Development Dialogue Forum (DDF)
DDF was an initiative funded by the U.S. Embassy. The purpose of the program was to create an open, safe, and neutral forum for influential tribal and civic leaders from Mareb to discuss critical development issues facing their governorate with key government officials, donors, and the private sector. Facilitated discussions and relevant training sessions empowered Marebi tribal leaders to engage their communities and local councils in promoting the idea of community-driven development and acquiring new techniques for resolving conflict. In October 2010, the program was rolled out in the Shabwa governorate.
The Balqees Initiative (TBI)
Also funded by the U.S. Embassy, TBI was a leadership development and community-level awareness raising program targeting women and youth from Mareb. An initial 25 women leaders were recruited and trained in community engagement and basic health, education, and economic development best practices. These women were then responsible for training an additional 240 women from their local communities, who hosted 4,000 community outreach events throughout Mareb on relevant education, health, and economic development topics reaching over 30,000 women and youth.
In October 2010, the project was extended into the Shabwa region. The aim is to reach an additional 30,000 women and youth through local woman leaders.
Yemen Community-Based Conflict Mitigation Program (Y-CCM)
The Y-CCM program, funded by USAID/CMM, was created by Partners for Democratic Change and Partners-Yemen to work with Yemeni CBOs and local councils in tribal areas to establish conflict mitigation interventions.
This two-year program intended to build sustainable systems for immediate and long-term interventions that address root causes of conflicts.

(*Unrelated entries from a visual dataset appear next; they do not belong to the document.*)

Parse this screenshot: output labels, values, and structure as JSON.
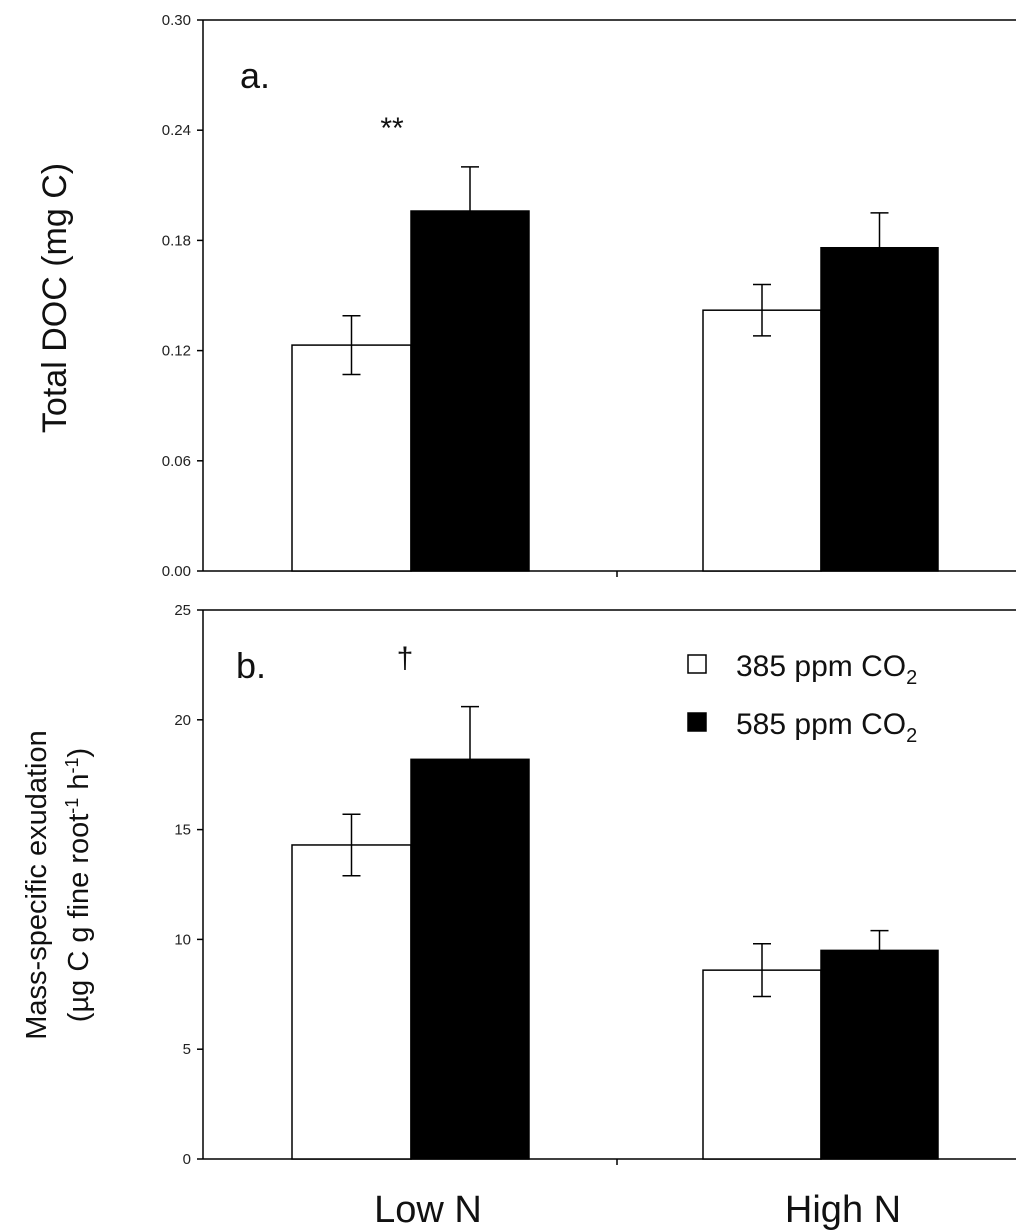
{
  "chart_data": [
    {
      "type": "bar",
      "panel_label": "a.",
      "ylabel": "Total DOC (mg C)",
      "ylim": [
        0,
        0.3
      ],
      "yticks": [
        "0.00",
        "0.06",
        "0.12",
        "0.18",
        "0.24",
        "0.30"
      ],
      "categories": [
        "Low N",
        "High N"
      ],
      "series": [
        {
          "name": "385 ppm CO2",
          "fill": "#ffffff",
          "values": [
            0.123,
            0.142
          ],
          "errors": [
            0.016,
            0.014
          ]
        },
        {
          "name": "585 ppm CO2",
          "fill": "#000000",
          "values": [
            0.196,
            0.176
          ],
          "errors": [
            0.024,
            0.019
          ]
        }
      ],
      "annotations": [
        {
          "category": "Low N",
          "text": "**"
        }
      ]
    },
    {
      "type": "bar",
      "panel_label": "b.",
      "ylabel_line1": "Mass-specific exudation",
      "ylabel_line2": "(µg C g fine root",
      "ylabel_sup1": "-1",
      "ylabel_mid": " h",
      "ylabel_sup2": "-1",
      "ylabel_end": ")",
      "ylim": [
        0,
        25
      ],
      "yticks": [
        "0",
        "5",
        "10",
        "15",
        "20",
        "25"
      ],
      "categories": [
        "Low N",
        "High N"
      ],
      "series": [
        {
          "name": "385 ppm CO2",
          "fill": "#ffffff",
          "values": [
            14.3,
            8.6
          ],
          "errors": [
            1.4,
            1.2
          ]
        },
        {
          "name": "585 ppm CO2",
          "fill": "#000000",
          "values": [
            18.2,
            9.5
          ],
          "errors": [
            2.4,
            0.9
          ]
        }
      ],
      "annotations": [
        {
          "category": "Low N",
          "text": "†"
        }
      ],
      "legend": {
        "position": "top-right",
        "items": [
          {
            "text": "385 ppm CO",
            "sub": "2",
            "fill": "#ffffff"
          },
          {
            "text": "585 ppm CO",
            "sub": "2",
            "fill": "#000000"
          }
        ]
      }
    }
  ]
}
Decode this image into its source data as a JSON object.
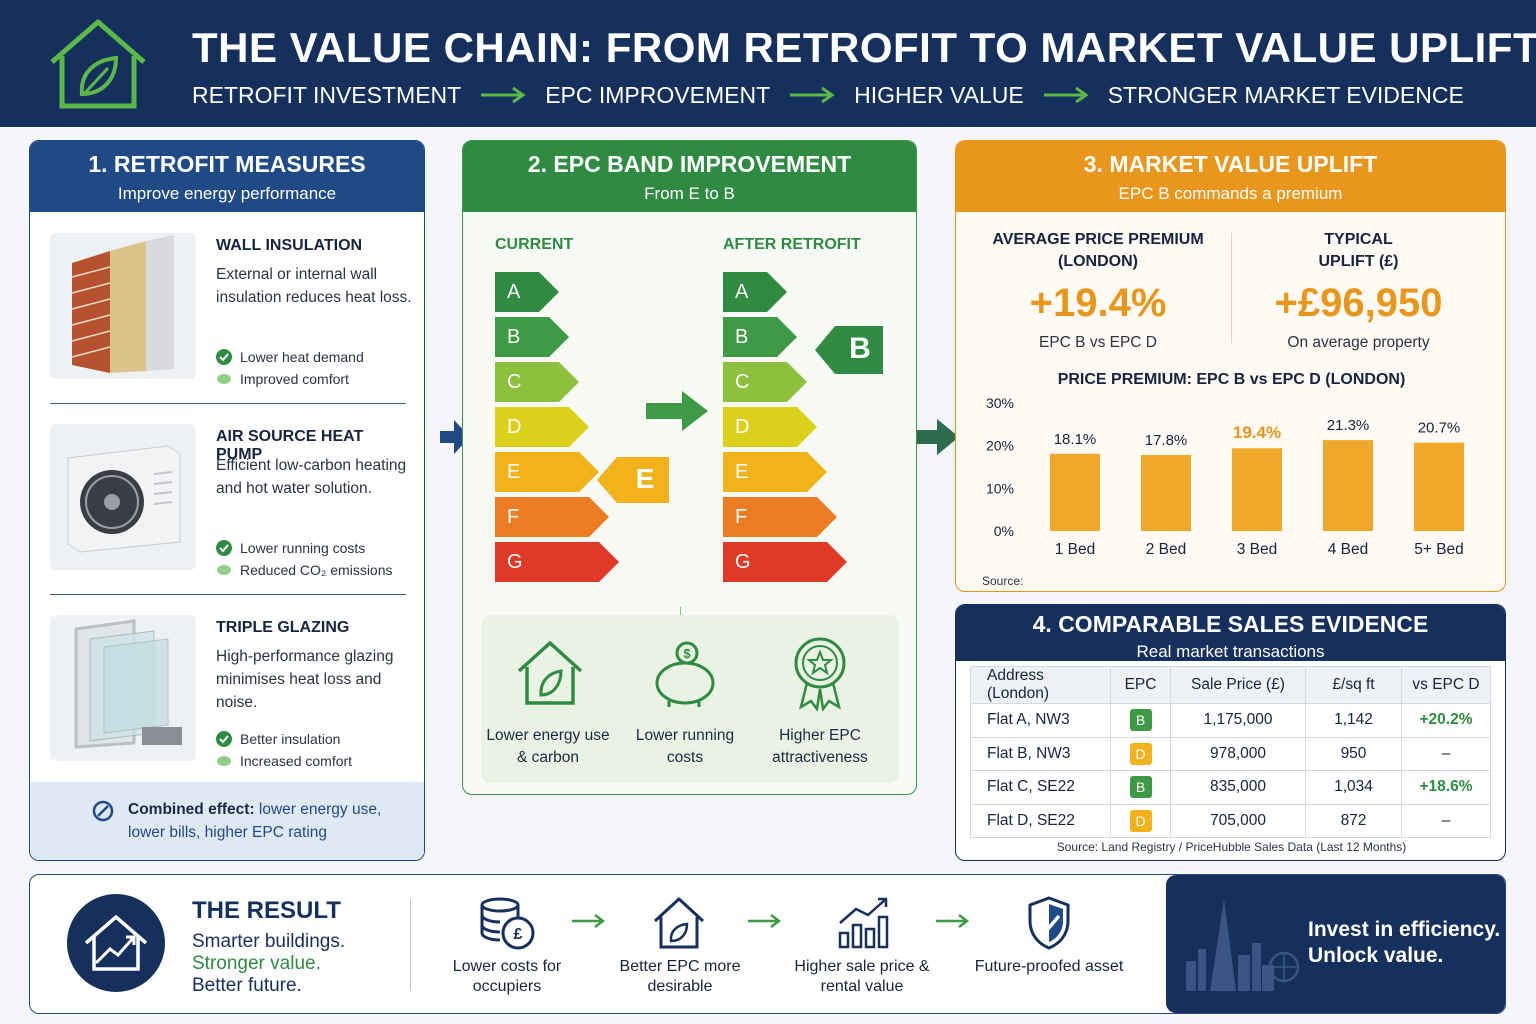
{
  "header": {
    "title": "THE VALUE CHAIN: FROM RETROFIT TO MARKET VALUE UPLIFT",
    "flow": [
      "RETROFIT INVESTMENT",
      "EPC IMPROVEMENT",
      "HIGHER VALUE",
      "STRONGER MARKET EVIDENCE"
    ],
    "icon": "house-leaf-icon"
  },
  "retrofit": {
    "title": "1. RETROFIT MEASURES",
    "subtitle": "Improve energy performance",
    "measures": [
      {
        "name": "WALL INSULATION",
        "desc": "External or internal wall insulation reduces heat loss.",
        "b1": "Lower heat demand",
        "b2": "Improved comfort"
      },
      {
        "name": "AIR SOURCE HEAT PUMP",
        "desc": "Efficient low-carbon heating and hot water solution.",
        "b1": "Lower running costs",
        "b2": "Reduced CO₂ emissions"
      },
      {
        "name": "TRIPLE GLAZING",
        "desc": "High-performance glazing minimises heat loss and noise.",
        "b1": "Better insulation",
        "b2": "Increased comfort"
      }
    ],
    "combined_label": "Combined effect:",
    "combined_text": "lower energy use, lower bills, higher EPC rating"
  },
  "epc": {
    "title": "2. EPC BAND IMPROVEMENT",
    "subtitle": "From E to B",
    "current_label": "CURRENT",
    "after_label": "AFTER RETROFIT",
    "bands": [
      "A",
      "B",
      "C",
      "D",
      "E",
      "F",
      "G"
    ],
    "band_colors": [
      "#2e8b41",
      "#3e9a44",
      "#8dc03c",
      "#dcd11a",
      "#f2b21b",
      "#ec7b22",
      "#e03a27"
    ],
    "current_rating": "E",
    "after_rating": "B",
    "benefits": [
      {
        "label": "Lower energy use & carbon",
        "icon": "house-leaf-icon"
      },
      {
        "label": "Lower running costs",
        "icon": "piggy-bank-icon"
      },
      {
        "label": "Higher EPC attractiveness",
        "icon": "award-rosette-icon"
      }
    ]
  },
  "market": {
    "title": "3. MARKET VALUE UPLIFT",
    "subtitle": "EPC B commands a premium",
    "kpi1_label": "AVERAGE PRICE PREMIUM (LONDON)",
    "kpi1_value": "+19.4%",
    "kpi1_note": "EPC B vs EPC D",
    "kpi2_label": "TYPICAL UPLIFT (£)",
    "kpi2_value": "+£96,950",
    "kpi2_note": "On average property",
    "source_label": "Source:",
    "accent": "#e8961c"
  },
  "chart_data": {
    "type": "bar",
    "title": "PRICE PREMIUM: EPC B vs EPC D (LONDON)",
    "categories": [
      "1 Bed",
      "2 Bed",
      "3 Bed",
      "4 Bed",
      "5+ Bed"
    ],
    "values": [
      18.1,
      17.8,
      19.4,
      21.3,
      20.7
    ],
    "data_labels": [
      "18.1%",
      "17.8%",
      "19.4%",
      "21.3%",
      "20.7%"
    ],
    "highlight_index": 2,
    "yticks": [
      "0%",
      "10%",
      "20%",
      "30%"
    ],
    "ylim": [
      0,
      30
    ],
    "grid": false,
    "bar_color": "#f0a82a"
  },
  "sales": {
    "title": "4. COMPARABLE SALES EVIDENCE",
    "subtitle": "Real market transactions",
    "headers": [
      "Address (London)",
      "EPC",
      "Sale Price (£)",
      "£/sq ft",
      "vs EPC D"
    ],
    "rows": [
      {
        "address": "Flat A, NW3",
        "epc": "B",
        "price": "1,175,000",
        "sqft": "1,142",
        "vs": "+20.2%"
      },
      {
        "address": "Flat B, NW3",
        "epc": "D",
        "price": "978,000",
        "sqft": "950",
        "vs": "–"
      },
      {
        "address": "Flat C, SE22",
        "epc": "B",
        "price": "835,000",
        "sqft": "1,034",
        "vs": "+18.6%"
      },
      {
        "address": "Flat D, SE22",
        "epc": "D",
        "price": "705,000",
        "sqft": "872",
        "vs": "–"
      }
    ],
    "source": "Source: Land Registry / PriceHubble Sales Data (Last 12 Months)"
  },
  "result": {
    "title": "THE RESULT",
    "line1": "Smarter buildings.",
    "line2": "Stronger value.",
    "line3": "Better future.",
    "items": [
      {
        "label": "Lower costs for occupiers",
        "icon": "coins-icon"
      },
      {
        "label": "Better EPC more desirable",
        "icon": "house-leaf-icon"
      },
      {
        "label": "Higher sale price & rental value",
        "icon": "bar-growth-icon"
      },
      {
        "label": "Future-proofed asset",
        "icon": "shield-check-icon"
      }
    ],
    "cta_line1": "Invest in efficiency.",
    "cta_line2": "Unlock value."
  }
}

In a water-scarce country like Yemen, these root causes include natural resources and extend to a lack of access to educational and health services and conflict between corporations and local communities. These interventions were community-based mitigation and reconciliation mechanisms developed in under-served tribal areas. The program also empowered Yemeni youth and women by actively including participants from these groups in each step of the process.
Components of this project included a training of trainers workshop on conflict sensitive development, a training curriculum adapted to the Yemeni context, for 20 participants (CSO, local council, and tribal leader representatives) from Mareb, Ibb, Jawf, and Shabwa. During the training, participants were introduced to documented tribal law on mediation and arbitration, a rare opportunity, and discussed ways for using tribal law to avoid or manage conflict in the future.